Sepertinya kaum deadliner sekarang semakin merajalela, apalagi di kalangan pelajar. Hadeh, penyakit deadliner ini sepertinya sudah menjangkit semua kalangan. Padahal, menjadi kaum deadliner mendatangkan bahaya lho. Mungkin biasanya kaum deadliner identik dengan kalangan pelajar, kalau sekarang berbagai kalanganpun sudah terjangkit penyakit ini.

Kenapa sih orang suka menjadi kaum ‘deadliner’? Kalian tahu tidak, menjadi seorang deadliner ternyata mendatangkan bahaya yang mengintai setiap saat lho. Simak penjelasan 3 bahaya yang mengintai kaum ‘deadliner’ berikut.

1. Memicu Hormon Adrenalin

Saat dikejar deadline, tentu kalian merasa tergesa-gesa kan? Tahu tidak saat kalian sedang tergesa-gesa, hormon adrenalin kalian sedang bekerja.

Apa sih hormon adrelin itu?

Adrenalin adalah sebuah obat dan hormon yang memicu reaksi terhadap tekanan dan kecepatan gerak tubuh. Tidak hanya gerak, hormon ini juga memicu reaksi terhadap efek lingkungan seperti derau tinggi atau cahaya yang terang. Reaksi yang sering kita rasakan adalah frekuensi detak jantung meningkat, keringat dingin, dan keterkejutan.

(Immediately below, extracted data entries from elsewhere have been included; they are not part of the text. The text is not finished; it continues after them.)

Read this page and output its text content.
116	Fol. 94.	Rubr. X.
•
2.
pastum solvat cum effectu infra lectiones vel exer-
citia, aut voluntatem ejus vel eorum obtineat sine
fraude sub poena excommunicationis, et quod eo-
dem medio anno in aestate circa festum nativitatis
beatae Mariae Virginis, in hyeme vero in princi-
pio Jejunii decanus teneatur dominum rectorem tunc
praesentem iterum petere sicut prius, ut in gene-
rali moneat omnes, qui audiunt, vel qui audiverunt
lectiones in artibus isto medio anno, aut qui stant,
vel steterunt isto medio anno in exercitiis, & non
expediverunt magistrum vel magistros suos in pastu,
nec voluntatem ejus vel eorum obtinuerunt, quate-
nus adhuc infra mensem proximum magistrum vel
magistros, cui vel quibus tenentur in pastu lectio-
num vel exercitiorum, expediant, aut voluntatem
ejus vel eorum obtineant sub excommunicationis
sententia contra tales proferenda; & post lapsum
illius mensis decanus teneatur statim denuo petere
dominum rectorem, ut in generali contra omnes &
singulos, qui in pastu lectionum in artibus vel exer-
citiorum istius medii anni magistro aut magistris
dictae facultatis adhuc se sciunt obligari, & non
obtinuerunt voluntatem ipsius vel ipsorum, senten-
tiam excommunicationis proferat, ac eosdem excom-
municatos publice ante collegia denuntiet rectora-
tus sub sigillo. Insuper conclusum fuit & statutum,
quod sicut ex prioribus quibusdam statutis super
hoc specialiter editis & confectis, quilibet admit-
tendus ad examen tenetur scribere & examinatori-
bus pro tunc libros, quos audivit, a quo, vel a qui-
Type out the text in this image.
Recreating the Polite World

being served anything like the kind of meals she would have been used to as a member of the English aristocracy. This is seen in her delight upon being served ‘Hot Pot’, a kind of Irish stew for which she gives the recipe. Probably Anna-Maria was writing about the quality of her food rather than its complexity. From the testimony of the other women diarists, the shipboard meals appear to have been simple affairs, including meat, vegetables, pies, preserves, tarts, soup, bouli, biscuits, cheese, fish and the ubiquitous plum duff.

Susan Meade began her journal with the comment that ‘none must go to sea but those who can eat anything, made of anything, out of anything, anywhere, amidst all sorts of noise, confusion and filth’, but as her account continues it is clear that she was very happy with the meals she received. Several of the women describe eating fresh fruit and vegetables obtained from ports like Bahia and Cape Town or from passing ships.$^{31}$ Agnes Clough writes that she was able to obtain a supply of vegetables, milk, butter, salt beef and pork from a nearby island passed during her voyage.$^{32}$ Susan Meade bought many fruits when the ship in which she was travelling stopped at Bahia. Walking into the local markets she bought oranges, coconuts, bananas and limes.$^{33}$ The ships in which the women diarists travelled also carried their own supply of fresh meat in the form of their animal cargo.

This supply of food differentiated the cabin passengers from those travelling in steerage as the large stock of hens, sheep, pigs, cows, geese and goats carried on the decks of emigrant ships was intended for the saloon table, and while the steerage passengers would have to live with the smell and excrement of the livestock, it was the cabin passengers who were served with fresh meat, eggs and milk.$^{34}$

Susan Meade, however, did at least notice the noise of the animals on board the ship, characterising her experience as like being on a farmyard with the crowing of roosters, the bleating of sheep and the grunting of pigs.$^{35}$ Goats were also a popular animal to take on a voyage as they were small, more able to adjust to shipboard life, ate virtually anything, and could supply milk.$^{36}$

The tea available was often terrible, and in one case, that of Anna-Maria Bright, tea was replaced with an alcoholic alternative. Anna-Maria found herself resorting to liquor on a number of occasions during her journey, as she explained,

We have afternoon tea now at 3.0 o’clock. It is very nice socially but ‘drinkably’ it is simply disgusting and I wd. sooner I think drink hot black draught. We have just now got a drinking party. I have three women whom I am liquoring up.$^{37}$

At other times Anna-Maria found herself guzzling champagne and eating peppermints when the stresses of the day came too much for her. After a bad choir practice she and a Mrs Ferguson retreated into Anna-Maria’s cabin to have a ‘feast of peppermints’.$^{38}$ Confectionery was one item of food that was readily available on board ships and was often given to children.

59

Hormon adrenalin merupakan hormon yang diproduksi oleh kelenjar adrenal dan beberapa neuron pada sistem saraf pusat. Saat-saat krisis, marah, stres, tertekan, atau takut bisa memicu dilepaskannya hormon ini.

Jika tubuh kalian terus-menerus memproduksi hormon adrenalin secara berlebihan dapat menyebabkan stres. Selain itu, hormon adrenalin yang berlebihan juga menganggu sistem digesti (sistem pencernaan). Jangan anggap remeh stres dan gangguan sistem digesti ini ya.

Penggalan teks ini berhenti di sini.